Strength and limitations
The major strength of this study is that the research subjects were sampled from a large community cohort. Importantly, we showed that the risk of MACE was significantly higher in those with RH than with non-RH in an Asian population. Several limitations should be considered when interpreting the present study. First, the study population included mainly Taiwanese people, and we did not have the details of ethnic data for further analysis. Second, information regarding levels of BP and duration of hypertension were not available in the research database. Therefore, we cannot clarify the BP levels or the BP control rate of RH and non-RH groups. In order to address this limitation, we conducted sensitivity analyses by varying the definition of RH. Using a strict definition (patients on ≥4 agents) or recruiting only patients with essential hypertension resulted in similar HRs for the primary endpoint. Third, anti-hypertensive drug use was defined at baseline when these patients were divided into RH or non-RH groups. Patient adherence to drugs also could not be assessed. Fourth, some patients labeled as having RH in our study had either white-coat or pseudo-resistant hypertension, and were thus misclassified.
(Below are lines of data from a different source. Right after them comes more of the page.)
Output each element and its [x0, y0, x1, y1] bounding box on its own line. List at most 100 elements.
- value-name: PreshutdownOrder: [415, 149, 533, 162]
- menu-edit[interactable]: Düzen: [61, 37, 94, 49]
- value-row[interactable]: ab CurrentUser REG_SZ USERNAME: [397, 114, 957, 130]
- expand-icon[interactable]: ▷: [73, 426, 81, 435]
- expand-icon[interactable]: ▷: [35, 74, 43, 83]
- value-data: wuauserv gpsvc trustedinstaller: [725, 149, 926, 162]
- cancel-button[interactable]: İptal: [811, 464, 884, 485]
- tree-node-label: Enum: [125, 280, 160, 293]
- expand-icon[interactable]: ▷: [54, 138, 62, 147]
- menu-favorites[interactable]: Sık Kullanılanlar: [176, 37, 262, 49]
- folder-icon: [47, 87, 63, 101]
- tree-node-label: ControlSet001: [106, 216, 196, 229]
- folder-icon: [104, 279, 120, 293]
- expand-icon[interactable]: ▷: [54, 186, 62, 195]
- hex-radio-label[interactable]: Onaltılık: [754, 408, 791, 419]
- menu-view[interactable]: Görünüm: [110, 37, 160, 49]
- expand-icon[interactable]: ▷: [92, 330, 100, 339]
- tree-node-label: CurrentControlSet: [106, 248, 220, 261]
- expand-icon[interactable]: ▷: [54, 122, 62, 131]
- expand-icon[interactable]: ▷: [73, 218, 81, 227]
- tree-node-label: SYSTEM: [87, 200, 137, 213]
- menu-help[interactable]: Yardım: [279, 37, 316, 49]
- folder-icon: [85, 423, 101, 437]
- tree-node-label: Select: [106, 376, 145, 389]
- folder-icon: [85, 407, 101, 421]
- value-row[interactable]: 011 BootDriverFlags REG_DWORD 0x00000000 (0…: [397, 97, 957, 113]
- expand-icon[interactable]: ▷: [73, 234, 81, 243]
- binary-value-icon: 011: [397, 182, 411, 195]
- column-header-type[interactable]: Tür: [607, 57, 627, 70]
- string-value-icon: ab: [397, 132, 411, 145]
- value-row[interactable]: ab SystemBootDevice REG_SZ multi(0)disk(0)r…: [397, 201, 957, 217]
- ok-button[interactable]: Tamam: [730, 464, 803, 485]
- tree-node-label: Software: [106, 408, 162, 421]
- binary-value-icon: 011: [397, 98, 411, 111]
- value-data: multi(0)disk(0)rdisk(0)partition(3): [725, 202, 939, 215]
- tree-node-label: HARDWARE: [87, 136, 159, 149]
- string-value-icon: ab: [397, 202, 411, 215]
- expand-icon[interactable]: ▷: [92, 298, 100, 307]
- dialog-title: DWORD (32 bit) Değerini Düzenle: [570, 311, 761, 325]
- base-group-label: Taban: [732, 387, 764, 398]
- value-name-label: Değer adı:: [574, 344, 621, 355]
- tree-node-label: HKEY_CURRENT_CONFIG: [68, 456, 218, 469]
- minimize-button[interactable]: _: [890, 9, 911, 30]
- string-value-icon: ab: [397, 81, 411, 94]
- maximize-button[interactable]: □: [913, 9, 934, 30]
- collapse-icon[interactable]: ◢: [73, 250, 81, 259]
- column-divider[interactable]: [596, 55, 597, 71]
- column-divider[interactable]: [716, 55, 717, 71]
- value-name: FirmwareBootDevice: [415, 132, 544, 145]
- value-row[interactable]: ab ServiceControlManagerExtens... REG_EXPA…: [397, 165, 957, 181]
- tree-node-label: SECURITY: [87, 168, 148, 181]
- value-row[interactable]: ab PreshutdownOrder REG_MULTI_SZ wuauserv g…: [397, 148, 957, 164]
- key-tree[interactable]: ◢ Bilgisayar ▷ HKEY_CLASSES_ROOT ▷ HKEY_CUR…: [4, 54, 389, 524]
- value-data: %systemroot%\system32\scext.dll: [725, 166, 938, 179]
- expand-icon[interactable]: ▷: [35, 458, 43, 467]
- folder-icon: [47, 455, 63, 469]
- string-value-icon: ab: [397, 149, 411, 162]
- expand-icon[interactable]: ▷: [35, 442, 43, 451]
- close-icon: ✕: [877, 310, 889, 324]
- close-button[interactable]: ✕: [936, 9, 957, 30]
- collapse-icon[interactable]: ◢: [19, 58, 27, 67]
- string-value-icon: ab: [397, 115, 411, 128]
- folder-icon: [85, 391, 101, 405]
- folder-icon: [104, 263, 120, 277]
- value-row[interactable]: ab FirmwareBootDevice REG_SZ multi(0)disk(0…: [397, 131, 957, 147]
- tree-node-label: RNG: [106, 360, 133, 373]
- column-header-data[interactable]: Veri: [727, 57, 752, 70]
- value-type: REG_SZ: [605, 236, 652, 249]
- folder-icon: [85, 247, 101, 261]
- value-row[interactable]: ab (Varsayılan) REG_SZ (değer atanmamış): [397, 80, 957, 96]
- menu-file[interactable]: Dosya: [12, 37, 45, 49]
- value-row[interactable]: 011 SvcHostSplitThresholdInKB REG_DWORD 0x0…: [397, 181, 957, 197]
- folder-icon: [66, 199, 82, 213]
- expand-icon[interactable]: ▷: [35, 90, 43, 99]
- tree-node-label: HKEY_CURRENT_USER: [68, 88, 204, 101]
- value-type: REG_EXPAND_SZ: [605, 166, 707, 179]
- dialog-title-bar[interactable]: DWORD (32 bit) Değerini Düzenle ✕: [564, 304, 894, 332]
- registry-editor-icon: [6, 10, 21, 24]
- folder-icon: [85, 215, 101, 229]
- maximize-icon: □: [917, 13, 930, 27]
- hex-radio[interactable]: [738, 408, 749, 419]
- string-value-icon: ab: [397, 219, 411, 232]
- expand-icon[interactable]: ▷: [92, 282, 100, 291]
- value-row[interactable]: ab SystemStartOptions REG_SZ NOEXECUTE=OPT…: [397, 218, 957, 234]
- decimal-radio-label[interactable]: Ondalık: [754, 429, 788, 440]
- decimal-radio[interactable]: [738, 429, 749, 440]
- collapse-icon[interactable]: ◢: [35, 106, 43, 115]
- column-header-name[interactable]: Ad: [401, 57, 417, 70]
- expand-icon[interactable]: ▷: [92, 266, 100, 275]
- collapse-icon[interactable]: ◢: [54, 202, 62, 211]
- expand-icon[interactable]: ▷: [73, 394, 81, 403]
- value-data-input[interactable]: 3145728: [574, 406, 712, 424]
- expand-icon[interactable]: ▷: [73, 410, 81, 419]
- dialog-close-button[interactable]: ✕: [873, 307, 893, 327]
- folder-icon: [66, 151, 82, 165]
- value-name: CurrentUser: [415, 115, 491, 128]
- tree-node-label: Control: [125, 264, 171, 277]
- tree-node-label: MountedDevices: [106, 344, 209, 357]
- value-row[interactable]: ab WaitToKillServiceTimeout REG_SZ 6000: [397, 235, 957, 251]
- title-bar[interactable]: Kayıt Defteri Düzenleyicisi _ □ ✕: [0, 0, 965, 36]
Conversely, we likely misclassified some patients with uncontrolled hypertension on fewer than 3 medications who would remain uncontrolled on ≥3 medications as non-RH patients. Pierdomenico SD et al. have showed that patients with pseudo-resistant hypertension are at lower risk than those with true RH, and those with masked hypertension are at higher risk than those with responder hypertension [27]. Our study design may therefore underestimate the hazards of RH. Finally, the present study did not account for optimal dosing of each medication. However, medication use in the present study represents real-world management choices.
Conclusions
Our study showed that patients with RH were associated with higher risks for cardiovascular events than those with non-RH. The elevated risks mainly contribute to increasing stroke events, especially ischemic stroke. Combining the clinical diagnosis of RH with the analysis of patient characteristics (gender and age) allows better risk stratification.
Acknowledgments
This study is based in part on data obtained from the National Health Insurance Research Database provided by the Bureau of National Health Insurance, Department of Health, Taiwan, and managed by the National Health Research Institutes (Registered number NHIRD-101-560). The interpretation and conclusions contained herein do not represent those of the Bureau of National Health Insurance, Department of Health, or National Health Research Institutes, Taiwan.
Funding Statement
This study was supported in part by grants from Taichung Veterans General Hospital, Taiwan (TCVGH-1027308C) (Registered number NHIRD-101-560). The funders had no role in study design, data collection and analysis, decision to publish, or preparation of the manuscript.